Der Grund für die Krise liegt in Hamburg. Mit 43 Prozent ist TUI weiterhin an der kriselnden Containerreederei Hapag-Lloyd beteiligt. Eigentlich wollte TUI die Schifffahrtslinie abstoßen, doch die Finanzkrise war schneller. Um die Reederei nicht untergehen zu lassen, hat sich TUI auch als Bank angedient, gewährte Kredite und ist nun mit 2,5 Milliarden Euro weiterhin an Hapag-Lloyd gebunden. Frenzel sieht das als „Scheck für die Zukunft". Der Betrag werde „später in Liquidität umgesetzt".

Das ist purer Euphemismus. Die finanziellen Fesseln bremsen das Wachstum des Konzerns derzeit vollständig aus. Eigentlich will Frenzel den Konzern auf neue Märkte ausrichten.

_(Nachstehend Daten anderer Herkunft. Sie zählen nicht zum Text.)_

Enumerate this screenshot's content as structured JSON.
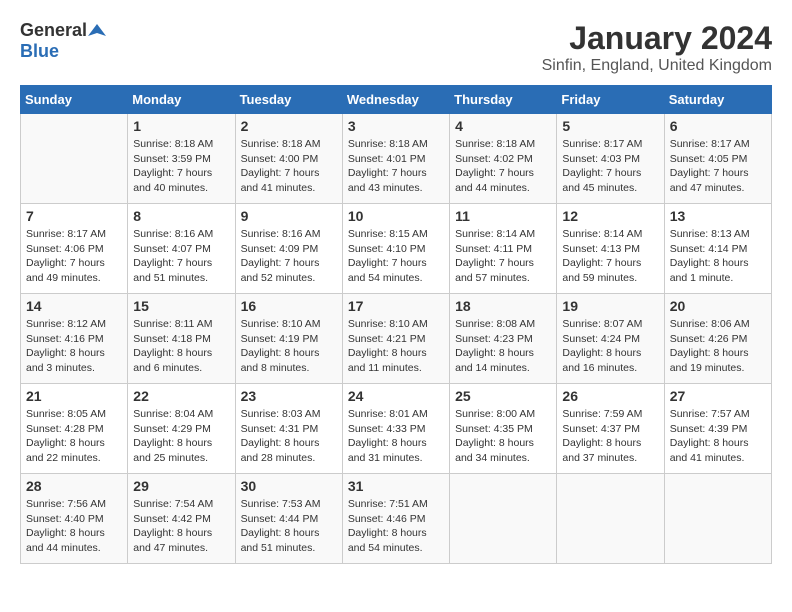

Im März startet das Unternehmen mit der Marke, dem „TUI Smile", in Russland. Für weitere Akquisitionen und Investitionen im Osten bräuchte der Konzern aber dringend Geld.

Ebenso fehlen dem Konzern Mittel für eine geplante Erweiterung der Kreuzfahrten-Flotte und mutige Investitionen in neue Hotels und Resorts. An eine vollständige Übernahme des in London gelisteten Unternehmens TUI Travel, an dem die Hannoveraner Holding mit knapper Mehrheit beteiligt ist, ist derzeit gar nicht zu denken.

Zwar kündigt Frenzel die geplanten Investitionen an. Doch das Wachstum kann er allein auf Sparflamme fortsetzen. Frenzel selbst gibt zu, dass „die umfangreichen Maßnahmen zur Stabilisierung der Hapag-Lloyd" den finanziellen Spielraum bei TUI „vermindert hat". Die Finanzierung des Konzerns habe daher „oberste Priorität".